A 70% marginal rate on incomes above $10m doesn’t phase me, but it’s worth keeping in mind that most European countries collect ~2x the share of GDP in taxes than does the US. That’s collected from broad, high ~40-50% taxes. Not just taxes on billionaires.
When society is broadly funded by everyone, there’s a very different stake in the project. Less “us vs them”, more “all of us”. Same with sense of being proud of what you’re paying for.

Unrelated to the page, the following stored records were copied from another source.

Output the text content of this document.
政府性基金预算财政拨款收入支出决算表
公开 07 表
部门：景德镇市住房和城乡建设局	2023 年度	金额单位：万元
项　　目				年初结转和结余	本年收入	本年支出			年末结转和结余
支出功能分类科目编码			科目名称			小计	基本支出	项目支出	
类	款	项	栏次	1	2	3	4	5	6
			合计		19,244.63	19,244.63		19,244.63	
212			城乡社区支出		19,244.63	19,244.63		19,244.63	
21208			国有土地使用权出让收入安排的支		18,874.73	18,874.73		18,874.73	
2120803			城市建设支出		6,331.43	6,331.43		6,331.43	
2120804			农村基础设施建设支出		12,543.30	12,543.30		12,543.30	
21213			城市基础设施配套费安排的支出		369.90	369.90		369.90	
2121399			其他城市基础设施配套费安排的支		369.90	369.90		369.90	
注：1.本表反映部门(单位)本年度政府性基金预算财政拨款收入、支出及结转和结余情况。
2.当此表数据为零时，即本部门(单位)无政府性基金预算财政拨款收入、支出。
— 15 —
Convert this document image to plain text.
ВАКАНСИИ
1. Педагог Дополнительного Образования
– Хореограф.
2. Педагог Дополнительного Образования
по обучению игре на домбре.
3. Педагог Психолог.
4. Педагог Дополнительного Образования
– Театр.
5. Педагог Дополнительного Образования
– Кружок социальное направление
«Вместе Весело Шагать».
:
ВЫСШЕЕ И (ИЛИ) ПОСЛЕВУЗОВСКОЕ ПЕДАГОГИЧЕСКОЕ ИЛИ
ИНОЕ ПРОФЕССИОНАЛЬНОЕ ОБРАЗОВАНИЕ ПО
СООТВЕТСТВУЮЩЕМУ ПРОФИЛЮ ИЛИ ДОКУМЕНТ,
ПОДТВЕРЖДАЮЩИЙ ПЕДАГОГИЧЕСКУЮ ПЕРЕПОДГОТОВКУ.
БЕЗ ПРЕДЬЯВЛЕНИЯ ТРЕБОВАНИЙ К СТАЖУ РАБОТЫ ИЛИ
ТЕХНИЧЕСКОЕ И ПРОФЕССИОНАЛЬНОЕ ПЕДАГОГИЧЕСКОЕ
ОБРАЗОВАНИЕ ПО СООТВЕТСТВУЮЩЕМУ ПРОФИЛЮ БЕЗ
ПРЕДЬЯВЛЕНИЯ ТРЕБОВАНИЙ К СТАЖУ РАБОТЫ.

Contributing ~half your pay so everyone can get healthcare and get higher ed isn’t a bad deal.
Besides, while it’s exciting to think of a 70% tax on incomes above $10m, much of the money very rich people make doesn’t come in the form of “income”, but in the form of capital gains. Unless you tackle that head on, you’re pissing in the wind.
Putting income inequality at the center of the political discussion is absolutely the right move. But it’d behove the cause to look at successful welfare-state models from countries that have figured out how to have high public trust in their institutions and structures.
While the average Dane or Spaniard or German might complain about taxes, I’ve found it exceedingly rare to meet normal people who would trade a tax rate of 45% for one of 20%, if that meant a US-style society of medical bankruptcies and student debt traps.
That is to say: Broad, social programs and institutions are worth paying for! Whether you’re a billionaire or not. How much would it be worth to you not to worry about medical expenses or student loans? I imagine quite a lot.